Thursday, December 8, 2016

Shai Azoulay at Zolla Lieberman







Shai Azoulay, "Rhombus", 2016




Despite the title of this exhibit, “Pupil”, the artist, Shai Azoulay, is already a master of line and color.  At a distance,  you see stick figures;  moving up close, there appears the delicate expression of figurative structure and gesture.  Sometimes his color is so remarkable, it’s difficult to think about anything else.   He arranges clear, strong hues to maximize the effect of each .
 

 The narratives are puzzling in the way that cartoons in the New Yorker can be.  Design makes the ambiance whimsical and sophisticated, while meaning can be elusive.   A few pieces feel like puzzling fables from the Arabian nights. One is set in a Middle Eastern souk. Often he presents a solitary figure in a vast desert.  That sense of isolation and child-like wonder recalls that classic of children’s literature, “The Little Prince” by Saint-ExupĂ©ry. Like its solitary hero, the artist is still exploring  the world beginning with himself.  He often includes what appear to be self portraits with a gentle, bearded face.   That face is the focus of attention in “Bus #69”, where a circle of people, young and old, are interconnected by glowing lines of thick, orange paint.  Are they his parents, friends and family?  In “Mingling”, that same face, now disembodied, is one of many mask-like heads on strings that comprise a Middle Eastern beaded curtain.  They must be the people who live and work in his neighborhood.

 

No sacred meta-narrative connects the depicted community, as it does on the facades of medieval cathedrals. There is a furtive quality in his painting of precious, small figures set against a thinly brushed void.
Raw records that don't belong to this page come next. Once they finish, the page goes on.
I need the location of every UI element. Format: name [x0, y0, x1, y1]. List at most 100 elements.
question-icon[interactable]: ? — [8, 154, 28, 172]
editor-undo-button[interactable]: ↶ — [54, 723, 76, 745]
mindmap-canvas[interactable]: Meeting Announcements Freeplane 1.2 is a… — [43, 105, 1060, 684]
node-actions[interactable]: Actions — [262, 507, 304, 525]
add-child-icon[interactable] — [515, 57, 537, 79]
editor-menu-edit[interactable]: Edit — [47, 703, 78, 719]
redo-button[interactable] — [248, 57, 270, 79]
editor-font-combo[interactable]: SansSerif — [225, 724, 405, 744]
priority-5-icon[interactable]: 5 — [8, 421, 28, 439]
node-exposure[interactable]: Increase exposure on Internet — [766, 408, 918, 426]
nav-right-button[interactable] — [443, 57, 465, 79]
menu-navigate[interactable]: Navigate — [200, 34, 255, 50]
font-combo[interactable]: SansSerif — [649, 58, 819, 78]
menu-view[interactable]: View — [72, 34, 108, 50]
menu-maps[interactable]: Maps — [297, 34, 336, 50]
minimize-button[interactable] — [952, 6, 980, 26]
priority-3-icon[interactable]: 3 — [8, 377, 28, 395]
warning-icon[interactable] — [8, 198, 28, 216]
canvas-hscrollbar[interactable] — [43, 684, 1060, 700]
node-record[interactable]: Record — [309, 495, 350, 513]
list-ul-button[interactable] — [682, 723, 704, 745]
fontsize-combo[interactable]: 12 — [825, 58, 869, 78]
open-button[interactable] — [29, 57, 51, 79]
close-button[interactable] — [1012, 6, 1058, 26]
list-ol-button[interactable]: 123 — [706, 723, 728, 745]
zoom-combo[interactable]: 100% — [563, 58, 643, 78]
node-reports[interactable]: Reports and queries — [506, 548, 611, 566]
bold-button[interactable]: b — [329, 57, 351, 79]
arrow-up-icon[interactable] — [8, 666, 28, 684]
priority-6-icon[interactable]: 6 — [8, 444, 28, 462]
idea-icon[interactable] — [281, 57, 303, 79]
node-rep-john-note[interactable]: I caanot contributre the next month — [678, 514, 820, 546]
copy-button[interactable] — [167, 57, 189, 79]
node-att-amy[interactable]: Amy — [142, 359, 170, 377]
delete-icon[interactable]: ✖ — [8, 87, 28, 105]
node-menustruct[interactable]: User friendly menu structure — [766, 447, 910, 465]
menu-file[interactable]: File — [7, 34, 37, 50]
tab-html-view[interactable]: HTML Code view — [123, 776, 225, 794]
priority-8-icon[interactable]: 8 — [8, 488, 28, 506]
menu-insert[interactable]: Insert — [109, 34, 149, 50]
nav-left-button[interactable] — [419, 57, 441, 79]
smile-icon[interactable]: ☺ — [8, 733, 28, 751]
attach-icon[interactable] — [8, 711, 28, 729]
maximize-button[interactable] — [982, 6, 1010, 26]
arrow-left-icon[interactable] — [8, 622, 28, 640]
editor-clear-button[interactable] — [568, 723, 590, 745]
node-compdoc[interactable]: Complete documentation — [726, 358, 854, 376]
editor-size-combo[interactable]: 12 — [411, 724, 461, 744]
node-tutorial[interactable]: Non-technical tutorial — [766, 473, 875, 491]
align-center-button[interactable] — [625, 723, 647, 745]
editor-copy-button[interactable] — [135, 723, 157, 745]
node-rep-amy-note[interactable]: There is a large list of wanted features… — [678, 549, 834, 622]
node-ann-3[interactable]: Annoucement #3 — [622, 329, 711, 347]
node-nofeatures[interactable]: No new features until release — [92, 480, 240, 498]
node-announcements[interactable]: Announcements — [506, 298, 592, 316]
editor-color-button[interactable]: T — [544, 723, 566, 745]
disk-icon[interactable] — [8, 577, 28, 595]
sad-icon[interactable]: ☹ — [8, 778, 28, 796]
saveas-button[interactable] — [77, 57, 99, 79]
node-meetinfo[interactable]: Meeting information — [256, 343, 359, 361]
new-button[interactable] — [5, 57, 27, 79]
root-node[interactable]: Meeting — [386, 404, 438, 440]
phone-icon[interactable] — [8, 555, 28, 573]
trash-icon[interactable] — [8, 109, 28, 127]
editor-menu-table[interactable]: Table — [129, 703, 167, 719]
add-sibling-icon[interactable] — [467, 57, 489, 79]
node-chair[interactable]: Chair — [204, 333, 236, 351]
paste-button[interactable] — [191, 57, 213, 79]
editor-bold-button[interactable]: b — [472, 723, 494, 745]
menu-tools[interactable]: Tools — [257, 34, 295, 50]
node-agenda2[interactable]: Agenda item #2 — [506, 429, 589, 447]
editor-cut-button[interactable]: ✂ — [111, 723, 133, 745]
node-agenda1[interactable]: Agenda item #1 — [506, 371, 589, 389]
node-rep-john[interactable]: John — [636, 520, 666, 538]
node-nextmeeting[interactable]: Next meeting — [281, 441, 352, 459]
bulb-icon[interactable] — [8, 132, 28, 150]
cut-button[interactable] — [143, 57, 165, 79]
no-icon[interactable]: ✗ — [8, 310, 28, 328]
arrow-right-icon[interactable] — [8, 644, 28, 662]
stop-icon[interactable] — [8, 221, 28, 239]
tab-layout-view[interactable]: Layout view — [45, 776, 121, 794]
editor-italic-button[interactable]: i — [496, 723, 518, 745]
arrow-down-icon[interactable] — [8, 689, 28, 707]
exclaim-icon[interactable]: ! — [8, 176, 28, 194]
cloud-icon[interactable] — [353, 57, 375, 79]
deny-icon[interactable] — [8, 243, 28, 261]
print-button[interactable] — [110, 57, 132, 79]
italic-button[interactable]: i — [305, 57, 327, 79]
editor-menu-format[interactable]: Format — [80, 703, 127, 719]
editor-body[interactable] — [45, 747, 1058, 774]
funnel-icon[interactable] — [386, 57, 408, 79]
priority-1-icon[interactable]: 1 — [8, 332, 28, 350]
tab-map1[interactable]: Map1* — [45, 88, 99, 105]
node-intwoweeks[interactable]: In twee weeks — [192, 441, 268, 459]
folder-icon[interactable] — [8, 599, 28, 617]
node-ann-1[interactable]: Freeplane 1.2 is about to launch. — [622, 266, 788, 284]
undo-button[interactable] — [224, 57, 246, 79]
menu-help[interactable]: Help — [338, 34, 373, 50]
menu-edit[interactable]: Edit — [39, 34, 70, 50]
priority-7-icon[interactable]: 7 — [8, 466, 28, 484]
It suggests that just as everything has quickly come together in a charming way – it may also vanish just as suddenly.  You might call it a nostalgia for the present.   Those who follow current events can guess why an Israeli artist might feel that way. He spells it out in “Study 2016”.  Two men face each other on a tight rope above an abyss.  Each carries a long pole for balance .  Or is it a weapon?  Neither is likely to reach the other side.